Outside the warehouse they watched as the fire they lit leaped from crate to crate like a creature on fire. Blackwell lit a cigarette with his lucky lighter and breathed in the smoke.
 “Do you have somewhere to go Rebecca?”
“I would call my mom but you broke my phone,” Rebecca replied kicking the shrapnel of her phone under the limo. Then she looked up at him and said, “where you gonna go?”
He handed her fifty cents and said “I’m tired of California, was thinking of heading north.” He thought of the vast deserts he had crossed and how he had longed to go home to the rain and the pine trees. He looked back at Rebecca, in her blood spattered grey hoody and said, “Thanks kid.” She didn’t say anything, just stared down at one spot of red that was glued onto the white rubber rim of her shoe.
“What is your real name?” Rebecca looked up at him then shivered as a cold wind blew in from the docks.”

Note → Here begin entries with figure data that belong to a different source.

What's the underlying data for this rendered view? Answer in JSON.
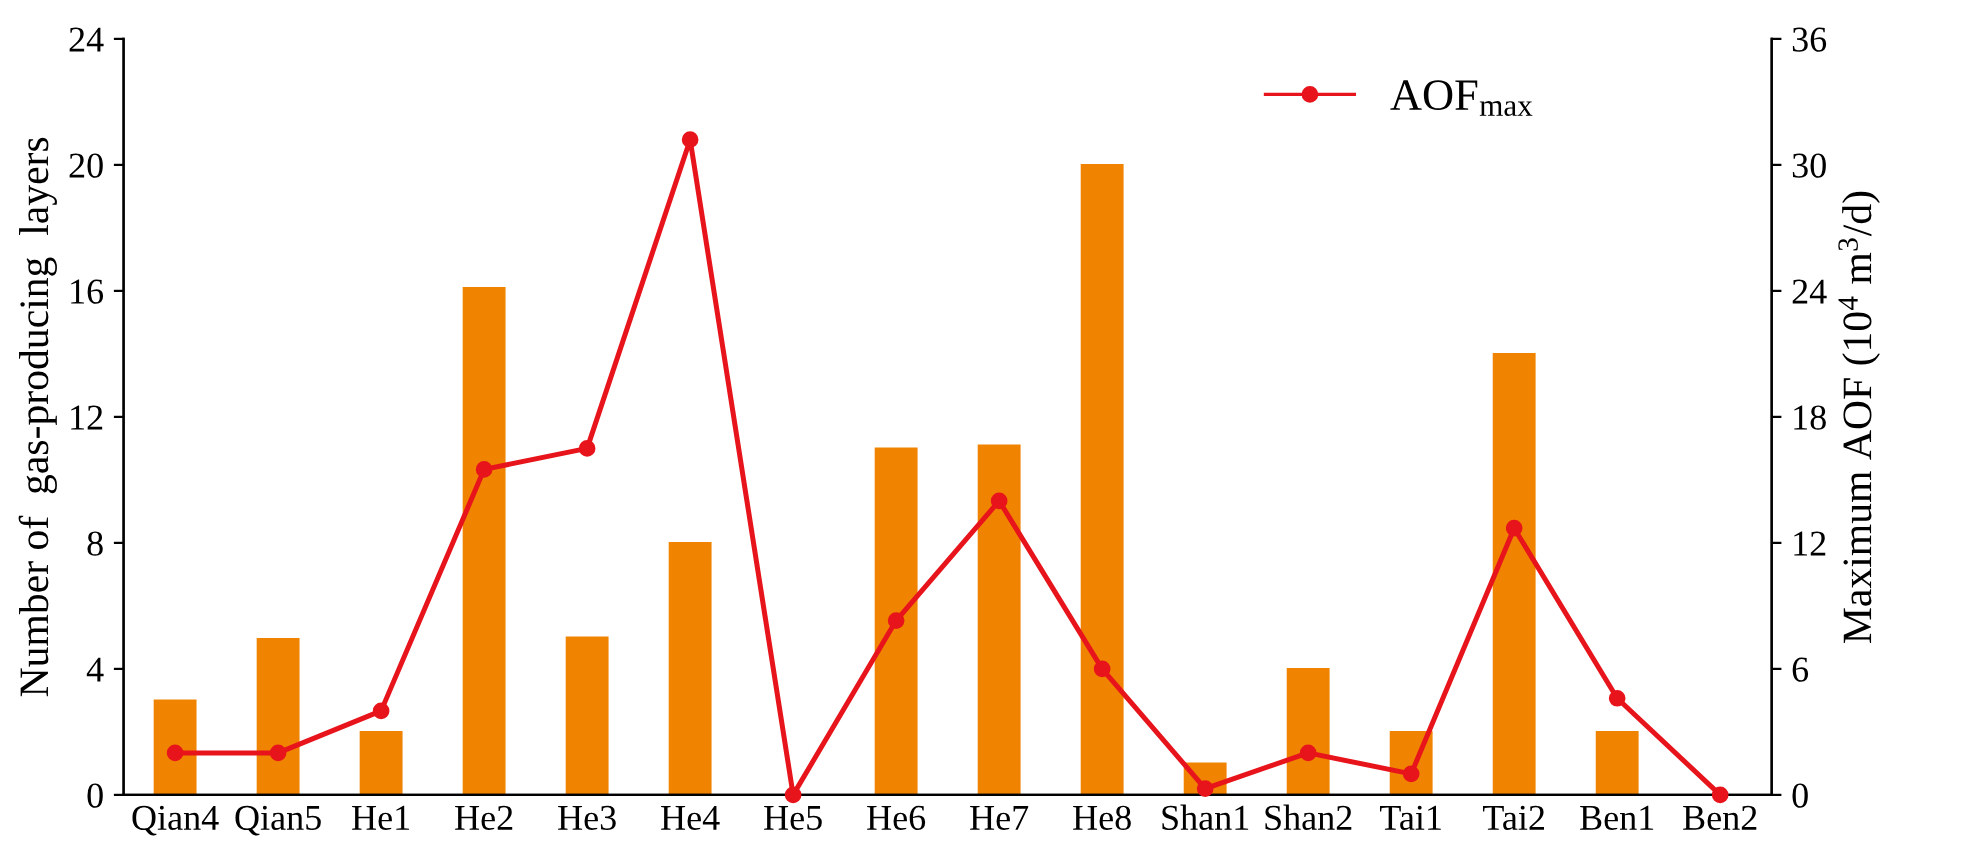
{
  "chart_data": {
    "type": "bar",
    "ylabel": "Number of  gas-producing  layers",
    "y2label": "Maximum AOF (10$^{4}$ m$^{3}$/d)",
    "categories": [
      "Qian4",
      "Qian5",
      "He1",
      "He2",
      "He3",
      "He4",
      "He5",
      "He6",
      "He7",
      "He8",
      "Shan1",
      "Shan2",
      "Tai1",
      "Tai2",
      "Ben1",
      "Ben2"
    ],
    "series": [
      {
        "color": "#f08300",
        "values": [
          3,
          4.95,
          2,
          16.1,
          5,
          8,
          0,
          11,
          11.1,
          20,
          1,
          4,
          2,
          14,
          2,
          0
        ]
      },
      {
        "type": "line",
        "axis": "y2",
        "name": "AOF$_{max}$",
        "color": "#e8141c",
        "marker": "circle",
        "line_style": "solid",
        "values": [
          2.0,
          2.0,
          4.0,
          15.5,
          16.5,
          31.2,
          0,
          8.3,
          14.0,
          6.0,
          0.3,
          2.0,
          1.0,
          12.7,
          4.6,
          0
        ]
      }
    ],
    "ylim": [
      0,
      24
    ],
    "yticks": [
      0,
      4,
      8,
      12,
      16,
      20,
      24
    ],
    "y2lim": [
      0,
      36
    ],
    "y2ticks": [
      0,
      6,
      12,
      18,
      24,
      30,
      36
    ],
    "grid": false,
    "legend": "top right"
  }
}
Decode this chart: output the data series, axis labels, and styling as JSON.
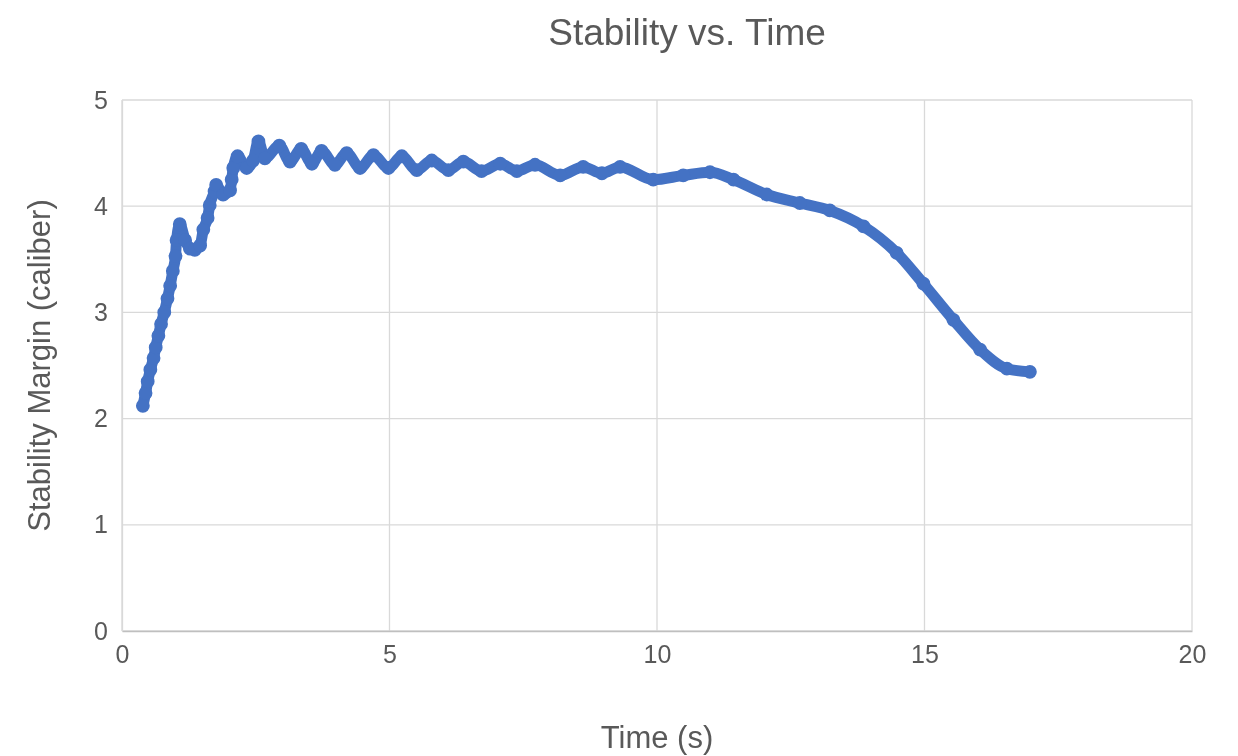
{
  "chart_data": {
    "type": "line",
    "title": "Stability vs. Time",
    "xlabel": "Time (s)",
    "ylabel": "Stability Margin (caliber)",
    "xlim": [
      0,
      20
    ],
    "xticks": [
      0,
      5,
      10,
      15,
      20
    ],
    "ylim": [
      0,
      5
    ],
    "yticks": [
      0,
      1,
      2,
      3,
      4,
      5
    ],
    "grid": true,
    "marker": "circle",
    "line_style": "solid",
    "series": [
      {
        "color": "#4472c4",
        "x": [
          0.39,
          0.44,
          0.48,
          0.53,
          0.59,
          0.63,
          0.68,
          0.73,
          0.79,
          0.85,
          0.9,
          0.95,
          1.0,
          1.02,
          1.08,
          1.18,
          1.27,
          1.36,
          1.46,
          1.52,
          1.6,
          1.64,
          1.73,
          1.76,
          1.89,
          2.02,
          2.05,
          2.08,
          2.16,
          2.33,
          2.45,
          2.55,
          2.67,
          2.94,
          3.14,
          3.35,
          3.55,
          3.73,
          3.98,
          4.2,
          4.45,
          4.7,
          4.98,
          5.23,
          5.51,
          5.79,
          6.1,
          6.38,
          6.72,
          7.07,
          7.38,
          7.72,
          8.19,
          8.62,
          8.97,
          9.31,
          9.93,
          10.49,
          10.99,
          11.43,
          12.05,
          12.67,
          13.23,
          13.86,
          14.48,
          14.98,
          15.54,
          16.04,
          16.54,
          16.97
        ],
        "values": [
          2.12,
          2.24,
          2.35,
          2.46,
          2.57,
          2.67,
          2.78,
          2.89,
          3.0,
          3.13,
          3.25,
          3.39,
          3.53,
          3.68,
          3.83,
          3.68,
          3.6,
          3.59,
          3.63,
          3.78,
          3.89,
          4.01,
          4.14,
          4.2,
          4.11,
          4.15,
          4.25,
          4.36,
          4.47,
          4.36,
          4.43,
          4.61,
          4.45,
          4.57,
          4.42,
          4.54,
          4.4,
          4.52,
          4.39,
          4.5,
          4.36,
          4.48,
          4.36,
          4.47,
          4.34,
          4.43,
          4.34,
          4.42,
          4.33,
          4.4,
          4.33,
          4.39,
          4.29,
          4.37,
          4.31,
          4.37,
          4.25,
          4.29,
          4.32,
          4.25,
          4.11,
          4.03,
          3.96,
          3.81,
          3.56,
          3.27,
          2.93,
          2.65,
          2.47,
          2.44
        ]
      }
    ]
  }
}
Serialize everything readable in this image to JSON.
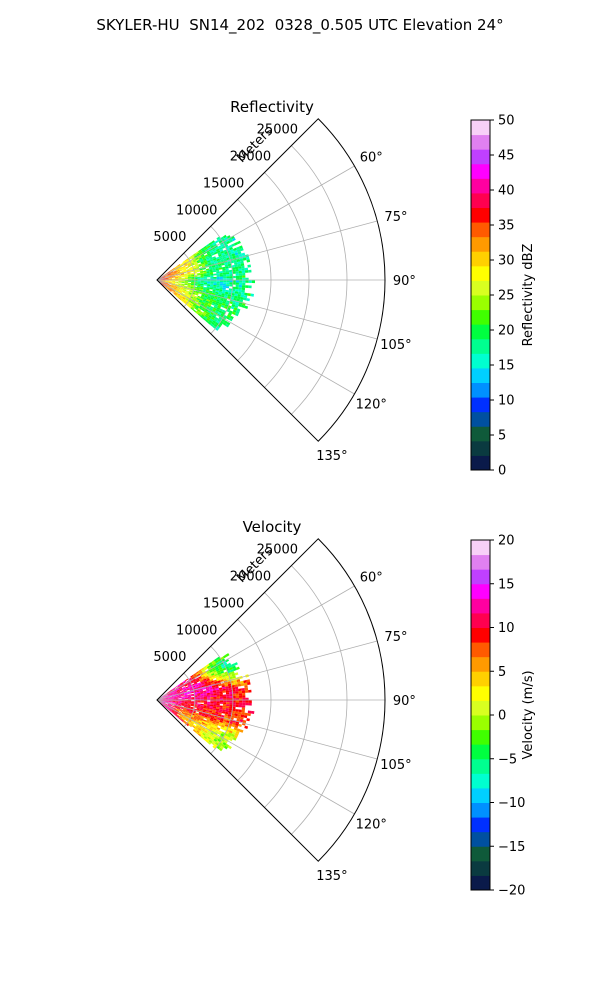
{
  "figure": {
    "title": "SKYLER-HU  SN14_202  0328_0.505 UTC Elevation 24°"
  },
  "chart_data": [
    {
      "type": "polar-sector",
      "title": "Reflectivity",
      "radial_label": "Meters",
      "range_ticks": [
        5000,
        10000,
        15000,
        20000,
        25000
      ],
      "range_tick_labels": [
        "5000",
        "10000",
        "15000",
        "20000",
        "25000"
      ],
      "r_max": 30000,
      "azimuth_range": [
        45,
        135
      ],
      "azimuth_ticks": [
        60,
        75,
        90,
        105,
        120,
        135
      ],
      "azimuth_tick_labels": [
        "60°",
        "75°",
        "90°",
        "105°",
        "120°",
        "135°"
      ],
      "grid": true,
      "data_extent": {
        "min_azimuth": 55,
        "max_azimuth": 130,
        "max_range": 12500
      },
      "colorbar": {
        "label": "Reflectivity dBZ",
        "min": 0,
        "max": 50,
        "ticks": [
          0,
          5,
          10,
          15,
          20,
          25,
          30,
          35,
          40,
          45,
          50
        ],
        "tick_labels": [
          "0",
          "5",
          "10",
          "15",
          "20",
          "25",
          "30",
          "35",
          "40",
          "45",
          "50"
        ],
        "stops": [
          "#0a1a4a",
          "#0a3a40",
          "#0f5a3a",
          "#0050a0",
          "#0030ff",
          "#0090ff",
          "#00d0ff",
          "#00ffd0",
          "#00ff90",
          "#00ff40",
          "#40ff00",
          "#9aff00",
          "#d8ff20",
          "#ffff00",
          "#ffd000",
          "#ff9a00",
          "#ff5a00",
          "#ff0000",
          "#ff0050",
          "#ff00a0",
          "#ff00ff",
          "#c040ff",
          "#e080f0",
          "#f8d0f8"
        ]
      },
      "field": {
        "near_value": 37,
        "far_value": 18,
        "blobs": [
          {
            "azimuth": 66,
            "range": 9500,
            "value": 17
          },
          {
            "azimuth": 95,
            "range": 6000,
            "value": 12
          },
          {
            "azimuth": 100,
            "range": 4000,
            "value": 27
          },
          {
            "azimuth": 112,
            "range": 8000,
            "value": 20
          }
        ]
      }
    },
    {
      "type": "polar-sector",
      "title": "Velocity",
      "radial_label": "Meters",
      "range_ticks": [
        5000,
        10000,
        15000,
        20000,
        25000
      ],
      "range_tick_labels": [
        "5000",
        "10000",
        "15000",
        "20000",
        "25000"
      ],
      "r_max": 30000,
      "azimuth_range": [
        45,
        135
      ],
      "azimuth_ticks": [
        60,
        75,
        90,
        105,
        120,
        135
      ],
      "azimuth_tick_labels": [
        "60°",
        "75°",
        "90°",
        "105°",
        "120°",
        "135°"
      ],
      "grid": true,
      "data_extent": {
        "min_azimuth": 55,
        "max_azimuth": 130,
        "max_range": 12500
      },
      "colorbar": {
        "label": "Velocity (m/s)",
        "min": -20,
        "max": 20,
        "ticks": [
          -20,
          -15,
          -10,
          -5,
          0,
          5,
          10,
          15,
          20
        ],
        "tick_labels": [
          "−20",
          "−15",
          "−10",
          "−5",
          "0",
          "5",
          "10",
          "15",
          "20"
        ],
        "stops": [
          "#0a1a4a",
          "#0a3a40",
          "#0f5a3a",
          "#0050a0",
          "#0030ff",
          "#0090ff",
          "#00d0ff",
          "#00ffd0",
          "#00ff90",
          "#00ff40",
          "#40ff00",
          "#9aff00",
          "#d8ff20",
          "#ffff00",
          "#ffd000",
          "#ff9a00",
          "#ff5a00",
          "#ff0000",
          "#ff0050",
          "#ff00a0",
          "#ff00ff",
          "#c040ff",
          "#e080f0",
          "#f8d0f8"
        ]
      },
      "field": {
        "near_value": 13,
        "far_value": 9,
        "blobs": [
          {
            "azimuth": 63,
            "range": 10000,
            "value": -11
          },
          {
            "azimuth": 75,
            "range": 6000,
            "value": 14
          },
          {
            "azimuth": 90,
            "range": 7000,
            "value": 10
          },
          {
            "azimuth": 105,
            "range": 6000,
            "value": 9
          },
          {
            "azimuth": 118,
            "range": 6000,
            "value": 2
          },
          {
            "azimuth": 123,
            "range": 10000,
            "value": -5
          }
        ]
      }
    }
  ]
}
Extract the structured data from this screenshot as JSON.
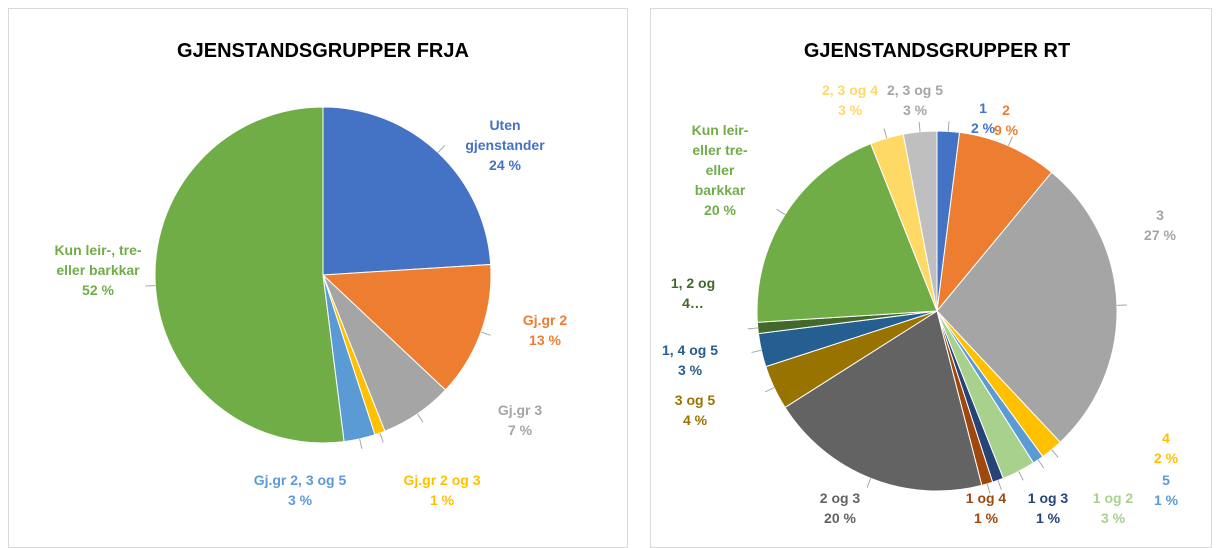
{
  "chart_data": [
    {
      "type": "pie",
      "title": "GJENSTANDSGRUPPER FRJA",
      "categories": [
        "Uten gjenstander",
        "Gj.gr 2",
        "Gj.gr 3",
        "Gj.gr 2 og 3",
        "Gj.gr 2, 3 og 5",
        "Kun leir-, tre- eller barkkar"
      ],
      "values": [
        24,
        13,
        7,
        1,
        3,
        52
      ],
      "value_labels": [
        "24 %",
        "13 %",
        "7 %",
        "1 %",
        "3 %",
        "52 %"
      ],
      "colors": [
        "#4472c4",
        "#ed7d31",
        "#a5a5a5",
        "#ffc000",
        "#5b9bd5",
        "#70ad47"
      ]
    },
    {
      "type": "pie",
      "title": "GJENSTANDSGRUPPER RT",
      "categories": [
        "1",
        "2",
        "3",
        "4",
        "5",
        "1 og 2",
        "1 og 3",
        "1 og 4",
        "2 og 3",
        "3 og 5",
        "1, 4 og 5",
        "1, 2 og 4…",
        "Kun leir- eller tre- eller barkkar",
        "2, 3 og 4",
        "2, 3 og 5"
      ],
      "values": [
        2,
        9,
        27,
        2,
        1,
        3,
        1,
        1,
        20,
        4,
        3,
        1,
        20,
        3,
        3
      ],
      "value_labels": [
        "2 %",
        "9 %",
        "27 %",
        "2 %",
        "1 %",
        "3 %",
        "1 %",
        "1 %",
        "20 %",
        "4 %",
        "3 %",
        "",
        "20 %",
        "3 %",
        "3 %"
      ],
      "colors": [
        "#4472c4",
        "#ed7d31",
        "#a5a5a5",
        "#ffc000",
        "#5b9bd5",
        "#a9d18e",
        "#264478",
        "#9e480e",
        "#636363",
        "#997300",
        "#255e91",
        "#43682b",
        "#70ad47",
        "#ffd966",
        "#bfbfbf"
      ]
    }
  ]
}
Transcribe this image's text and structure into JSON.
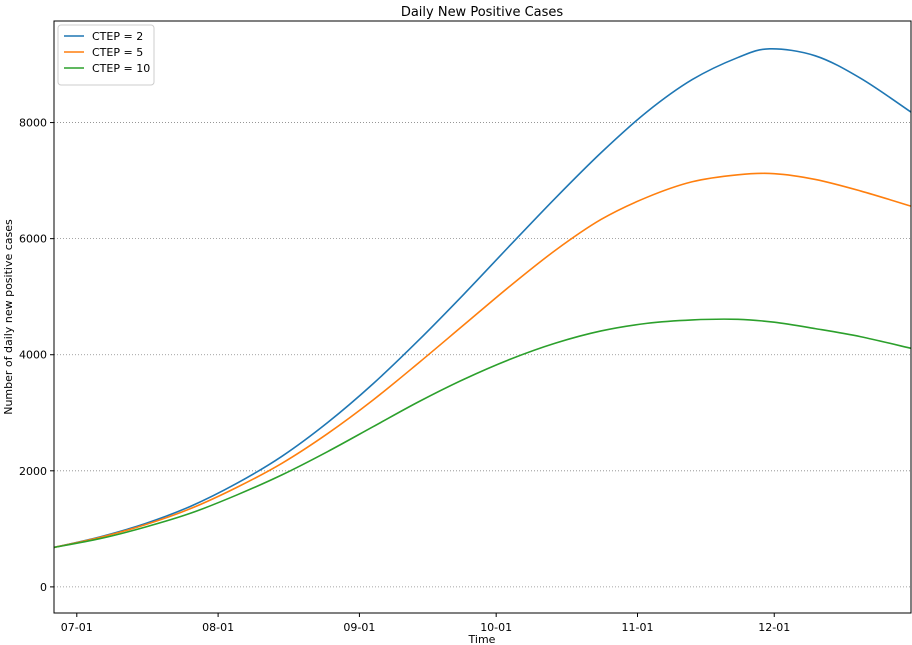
{
  "chart_data": {
    "type": "line",
    "title": "Daily New Positive Cases",
    "xlabel": "Time",
    "ylabel": "Number of daily new positive cases",
    "x_ticks": [
      "07-01",
      "08-01",
      "09-01",
      "10-01",
      "11-01",
      "12-01"
    ],
    "x_tick_dates": [
      "2020-07-01",
      "2020-08-01",
      "2020-09-01",
      "2020-10-01",
      "2020-11-01",
      "2020-12-01"
    ],
    "xlim": [
      "2020-06-26",
      "2020-12-31"
    ],
    "y_ticks": [
      0,
      2000,
      4000,
      6000,
      8000
    ],
    "ylim": [
      -450,
      9750
    ],
    "grid": "y-dotted",
    "legend": "top-left",
    "series": [
      {
        "name": "CTEP = 2",
        "color": "#1f77b4",
        "points": [
          [
            "2020-06-26",
            680
          ],
          [
            "2020-07-06",
            860
          ],
          [
            "2020-07-16",
            1090
          ],
          [
            "2020-07-26",
            1390
          ],
          [
            "2020-08-05",
            1780
          ],
          [
            "2020-08-15",
            2250
          ],
          [
            "2020-08-25",
            2830
          ],
          [
            "2020-09-04",
            3500
          ],
          [
            "2020-09-14",
            4250
          ],
          [
            "2020-09-24",
            5050
          ],
          [
            "2020-10-04",
            5880
          ],
          [
            "2020-10-14",
            6700
          ],
          [
            "2020-10-24",
            7480
          ],
          [
            "2020-11-03",
            8180
          ],
          [
            "2020-11-13",
            8740
          ],
          [
            "2020-11-23",
            9120
          ],
          [
            "2020-11-30",
            9270
          ],
          [
            "2020-12-10",
            9150
          ],
          [
            "2020-12-20",
            8760
          ],
          [
            "2020-12-31",
            8180
          ]
        ]
      },
      {
        "name": "CTEP = 5",
        "color": "#ff7f0e",
        "points": [
          [
            "2020-06-26",
            680
          ],
          [
            "2020-07-06",
            850
          ],
          [
            "2020-07-16",
            1070
          ],
          [
            "2020-07-26",
            1350
          ],
          [
            "2020-08-05",
            1710
          ],
          [
            "2020-08-15",
            2130
          ],
          [
            "2020-08-25",
            2640
          ],
          [
            "2020-09-04",
            3220
          ],
          [
            "2020-09-14",
            3860
          ],
          [
            "2020-09-24",
            4520
          ],
          [
            "2020-10-04",
            5180
          ],
          [
            "2020-10-14",
            5800
          ],
          [
            "2020-10-24",
            6330
          ],
          [
            "2020-11-03",
            6710
          ],
          [
            "2020-11-13",
            6980
          ],
          [
            "2020-11-23",
            7100
          ],
          [
            "2020-12-01",
            7120
          ],
          [
            "2020-12-10",
            7020
          ],
          [
            "2020-12-20",
            6820
          ],
          [
            "2020-12-31",
            6560
          ]
        ]
      },
      {
        "name": "CTEP = 10",
        "color": "#2ca02c",
        "points": [
          [
            "2020-06-26",
            680
          ],
          [
            "2020-07-06",
            830
          ],
          [
            "2020-07-16",
            1030
          ],
          [
            "2020-07-26",
            1270
          ],
          [
            "2020-08-05",
            1580
          ],
          [
            "2020-08-15",
            1930
          ],
          [
            "2020-08-25",
            2330
          ],
          [
            "2020-09-04",
            2760
          ],
          [
            "2020-09-14",
            3190
          ],
          [
            "2020-09-24",
            3580
          ],
          [
            "2020-10-04",
            3920
          ],
          [
            "2020-10-14",
            4200
          ],
          [
            "2020-10-24",
            4410
          ],
          [
            "2020-11-03",
            4540
          ],
          [
            "2020-11-13",
            4600
          ],
          [
            "2020-11-23",
            4610
          ],
          [
            "2020-12-01",
            4560
          ],
          [
            "2020-12-10",
            4450
          ],
          [
            "2020-12-20",
            4310
          ],
          [
            "2020-12-31",
            4110
          ]
        ]
      }
    ]
  }
}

“Sampson,” he said, handing her his heavy trench coat, still reminded so much of the daughter he lost so many years ago. He thought of the beautiful strong girl who had eyes like thunderstorms and streaks of red in her blond hair, who listened to grunge music and colored on everything in black sharpie. Who’s mother’s favorite flower were roses.
“Thanks for saving me Sampson.” He nodded at her one last time, and smiled before he disappeared down a dark alley just as he heard the sirens in the distance.